A Masquerade in the Moonlight(3)
The small rodent, seeing itself under attack, belatedly attempted to engineer its own escape, its small, sharp front paws digging furiously at the powdered curls, until it had pulled itself free. It then scampered hotfoot down the woman’s withered, faintly dirty throat and into the bodice of her low-cut gown—Marguerite’s eager hands almost immediately following where the mouse had led.
In an instant all was bedlam.
The old woman screeched worse than the wheezing pipe organ as she catapulted from the pew to claw at the front of her gown as if she had gone into a fit and was attempting to strip herself bare in the middle of services. Marguerite screamed straight back at her, telling her not to be such a queer goose and hurt the little mouse who, after all, hadn’t done anything all that terrible.
As the mouse burrowed its way back up through the narrow valley between the woman’s mountainous cleavage to stare her straight in the face, its small pink nose and whiskers twitching furiously, the woman shrieked once more, then fell sideways in a dead faint, all but toppling the elderly gentleman next to her out into the aisle.

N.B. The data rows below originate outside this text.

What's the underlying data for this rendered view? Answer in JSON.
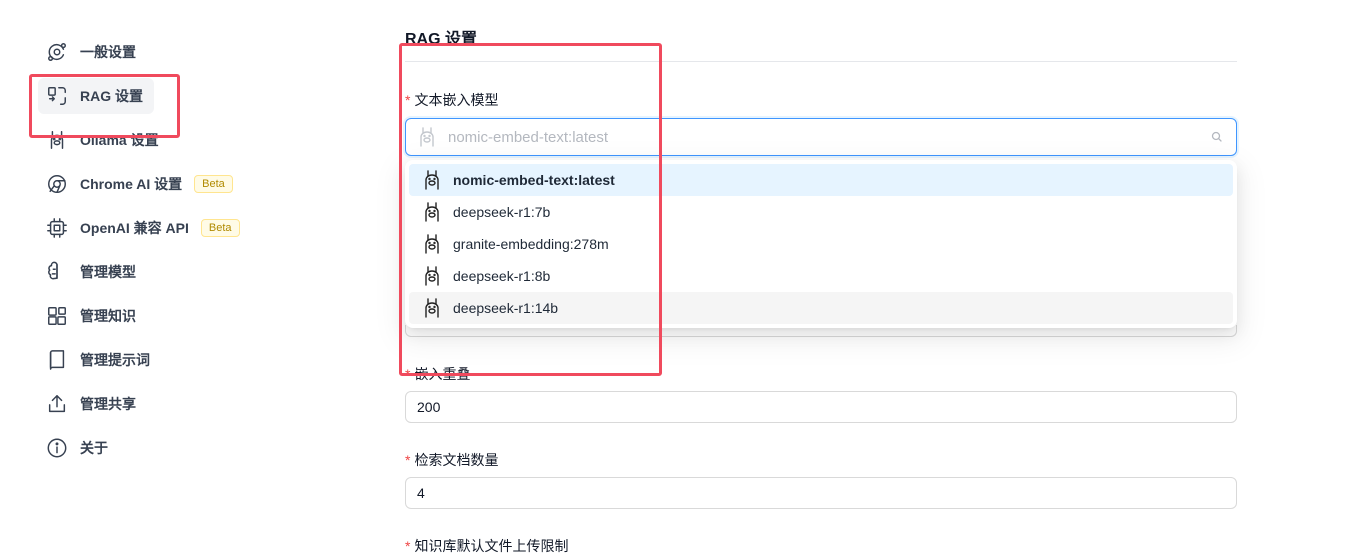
{
  "sidebar": {
    "items": [
      {
        "label": "一般设置",
        "icon": "orbit-icon"
      },
      {
        "label": "RAG 设置",
        "icon": "scan-icon"
      },
      {
        "label": "Ollama 设置",
        "icon": "llama-icon"
      },
      {
        "label": "Chrome AI 设置",
        "icon": "chrome-icon",
        "badge": "Beta"
      },
      {
        "label": "OpenAI 兼容 API",
        "icon": "chip-icon",
        "badge": "Beta"
      },
      {
        "label": "管理模型",
        "icon": "brain-icon"
      },
      {
        "label": "管理知识",
        "icon": "blocks-icon"
      },
      {
        "label": "管理提示词",
        "icon": "book-icon"
      },
      {
        "label": "管理共享",
        "icon": "share-icon"
      },
      {
        "label": "关于",
        "icon": "info-icon"
      }
    ],
    "active_index": 1
  },
  "main": {
    "title": "RAG 设置",
    "embedding_model": {
      "label": "文本嵌入模型",
      "placeholder": "nomic-embed-text:latest",
      "options": [
        "nomic-embed-text:latest",
        "deepseek-r1:7b",
        "granite-embedding:278m",
        "deepseek-r1:8b",
        "deepseek-r1:14b"
      ],
      "selected_index": 0,
      "hover_index": 4
    },
    "chunk_overlap": {
      "label": "嵌入重叠",
      "value": "200"
    },
    "retrieved_docs": {
      "label": "检索文档数量",
      "value": "4"
    },
    "upload_limit": {
      "label": "知识库默认文件上传限制"
    }
  },
  "colors": {
    "highlight": "#f04a5d",
    "focus_border": "#4096ff",
    "selected_bg": "#e6f4ff",
    "required": "#ef4444",
    "beta_text": "#b08a00"
  }
}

Marguerite saw her chance and took it. Her waist-length carroty curls flying every which way and her undergarments very much in evidence, she hiked up her skirts once more, agilely hopped over the back of the pew, scooped up the mouse as he sat perched on the seat and, happy to have effected the rescue, then proudly held it up for all the churchgoers to see.
This action quite naturally resulted almost immediately in the swooning of a half dozen fainthearted ladies in the nearby pews, a near stampede of gentlemen volunteering to remove the pesky scrap of vermin (eager as they most probably were for any interruption that might save them from the remainder of the vicar’s sermon), and, lastly, the loud guffaws of her grandfather, who had awakened just in time to witness the undeniably hilarious sport of the thing.
Even Marguerite’s mama—who had earlier confided in her daughter her secret hope that today, for just this one, single day, Marguerite would go through the hours without causing a catastrophe—only smiled with vague benevolence while discreetly tugging the child’s skirts back down over her exposed rump.
Within the hour Marguerite had been released from her too-tight shoes, her lovely but uncomfortable palest pink merveilleuse frock, and all constraints as to the behavior expected of grown-up young ladies of four, and was on her way to the stream, eager to regale her beloved papa with the story of her glorious rescue of one badly misplaced country mouse.
Geoffrey Balfour greeted her with a smile and with a pole of her own as his private birthday present to her, so that she could catch herself a fish or two Cook might then poach and garnish with fresh lemon for her dinner in the nursery. Then, later, her papa took her into the fields to meet with the Gypsies that camped there every spring, and she danced with them around the fire.
All in all, Marguerite would always remember, it was one of the most excruciatingly wonderful birthdays she’d ever had.
“Papa? Is it true there’s a man who lives in the moon? I know I can see a man’s features if I scrunch up my face and look very, very hard—two eyes, a mouth, even a nose—but where does he keep the rest of his body?”
Marguerite turned her head to the side to see her father, who was lying next to her on the soft ground, for the two of them had been gazing up into the starlit sky. Both of them had their arms crossed behind their heads, and their knees were bent in order to brace themselves better against the hillside, just the way they had been accustomed to lying there during every full moon for at least one night of every pleasant month this past year or more.
During that time Marguerite had been taught the names of all the constellations and had learned much about her father as well, for Geoffrey Balfour had spoken freely during these intimate interludes in the dark, sharing much of his unique philosophy of life with his only child now that she had reached the ripe age of ten.
“Papa?”
“Hush, kitten, I’m thinking about your question. If there truly is a man in the moon, and you can see his face, wherever does the gentleman keep his body? Ah, but Marguerite, dearest child—why do you suppose he even possesses a body? Are the grand doings of the moon and the stars to be measured by the paltry yardstick of the earthbound?”
“But, Papa, it is only to be expected. If the man in the moon has a head, he has to have a body.”
“Is that so? Only consider this, kitten, on a more worldly level: because a man possesses a purse, does that mean he must necessarily have money? Possibly. But not necessarily. In short, Marguerite, do not presuppose everything or even everyone in this universe is as you expect from your own experience. Look at each creature you meet, every situation that presents itself to you, and see its individuality, its variables, its strengths, and even its weaknesses.”